A comienzos de noviembre otro episodio mostró hasta dónde hemos normalizado la muerte y perdido todo escrúpulo hacia la violencia cuando la reina de Antioquia, Laura Gallego, además influencer, planteó en redes el interrogante de a quién le pegaría un tiro si a Petro o a Daniel Quintero, así desenfadada, divertida, como quien indaga qué regalo va a dar en la Navidad. Se lo preguntó a dos precandidatos a la presidencia, y uno de ellos, Santiago Botero, respondió que a Quintero, como quien dice cualquier cosa; ante esa respuesta, la reina complementó invitándolo al menos a darle “un cachazo a Petro”. Los medios repudiaron el hecho y la respuesta de Botero, pero de modo sorprendente consideraron adecuada la del otro candidato inquirido, Abelardo de la Espriella. Para él, Petro y Quintero “no valen ni una bala”, y mejor los enviaría a la cárcel. ¿Una vida humana no vale ni una bala?, ¿la vida de un presidente no vale ni una bala? Todo un mensaje para el resto, para la gente joven, para personajes como Juan Carlos Suárez y Ricardo González.
Peor aún, la reacción posterior de la propia Gallego, quien defendió su derecho a expresar su opinión y su “pensamiento político”. Y prefirió renunciar a ser reina “antes que traicionarse”. ¿En qué momento la apología al asesinato, la invitación a cometer un crimen se volvió “pensamiento político”? ¿En qué momento entramos definitivamente en “el lado oscuro de la fuerza”?
En la última semana, Armando Benedetti, el hombre más cercano al presidente Petro, el ministro de la política, entregó una respuesta parcial a esa pregunta cuando calificó de “delincuente, loca y demente” a una magistrada de la Corte Suprema de Justicia porque lo está investigando. Una reacción en la misma línea de los insultos casi cotidianos de su jefe contra quienes le hacen oposición y en la misma lógica de su guerra a muerte bolivariana, y sus llamados a tomarse las calles, los parques. Desde el otro extremo le responden de un modo muy similar, aunque nadie como María Fernanda Cabal para demostrar que la violencia, la agresión, es “pensamiento político”, mucho carácter, y que es un derecho legítimo expresar lo uno y lo otro. No vale la pena recapitular de nuevo todo el discurso de odio que ha desplegado en los últimos diez años desde que envió al infierno a García Márquez por ser comunista hasta la afirmación de la semana pasada de que solo un cerebro lleno de cemento cree ingenuamente aquello de que hubo un exterminio de la Unión Patriótica como crimen de Estado.

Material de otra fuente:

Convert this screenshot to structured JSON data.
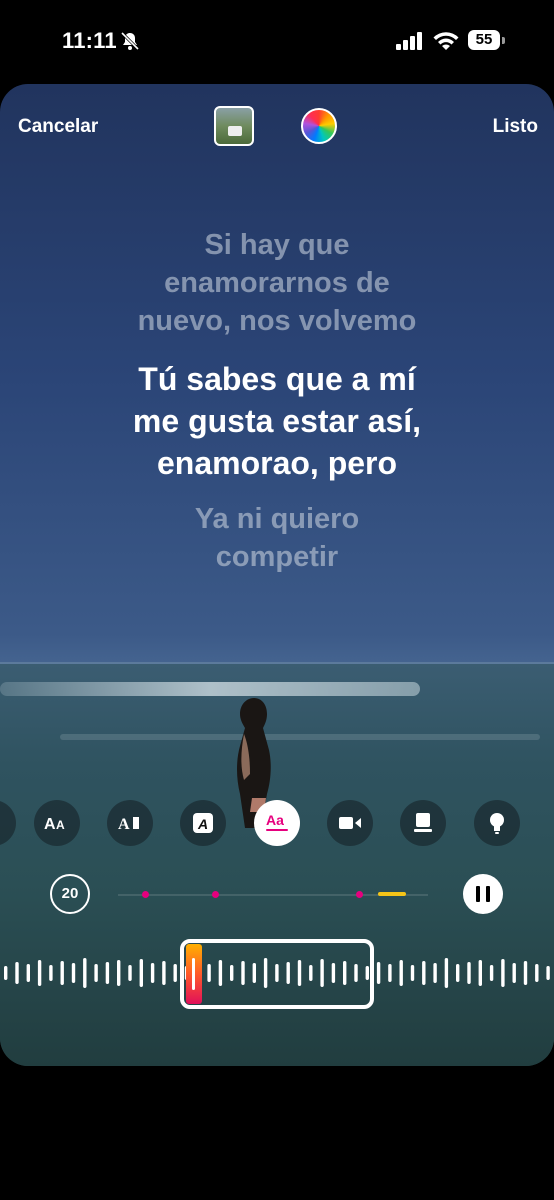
{
  "status_bar": {
    "time": "11:11",
    "battery": "55"
  },
  "header": {
    "cancel_label": "Cancelar",
    "done_label": "Listo"
  },
  "lyrics": {
    "previous": [
      "Si hay que",
      "enamorarnos de",
      "nuevo, nos volvemo"
    ],
    "current": [
      "Tú sabes que a mí",
      "me gusta estar así,",
      "enamorao, pero"
    ],
    "next": [
      "Ya ni quiero",
      "competir"
    ]
  },
  "tools": [
    {
      "icon": "text-size-icon"
    },
    {
      "icon": "text-style-icon"
    },
    {
      "icon": "italic-text-icon"
    },
    {
      "icon": "lyrics-text-icon",
      "selected": true
    },
    {
      "icon": "video-icon"
    },
    {
      "icon": "cover-card-icon"
    },
    {
      "icon": "lightbulb-icon"
    }
  ],
  "timeline": {
    "duration": "20"
  },
  "colors": {
    "accent_pink": "#e6007e",
    "accent_yellow": "#f5c518",
    "handle_gradient": [
      "#ffb000",
      "#ff5a2a",
      "#e0105a"
    ]
  }
}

Juan Carlos Suárez no lo sabe, y mejor que no lo sepa para no darle más pretextos como criminal, pero detrás de su conducta violenta, de su aparente convicción de no haber hecho algo malo, de no arrepentirse por esa golpiza que le costó la vida a otro muchacho, hay todo un país, y en especial una clase dirigente que nos ha llevado a este delirio, a esta crispación, a esta acometividad furiosa en la que es válida la descalificación por pensar o actuar diferente, el castigo desmesurado sobre el oponente, su desaparición real o simbólica, y en donde la vida perdió su consideración de sagrada, e incitar al homicidio es un “pensamiento político”.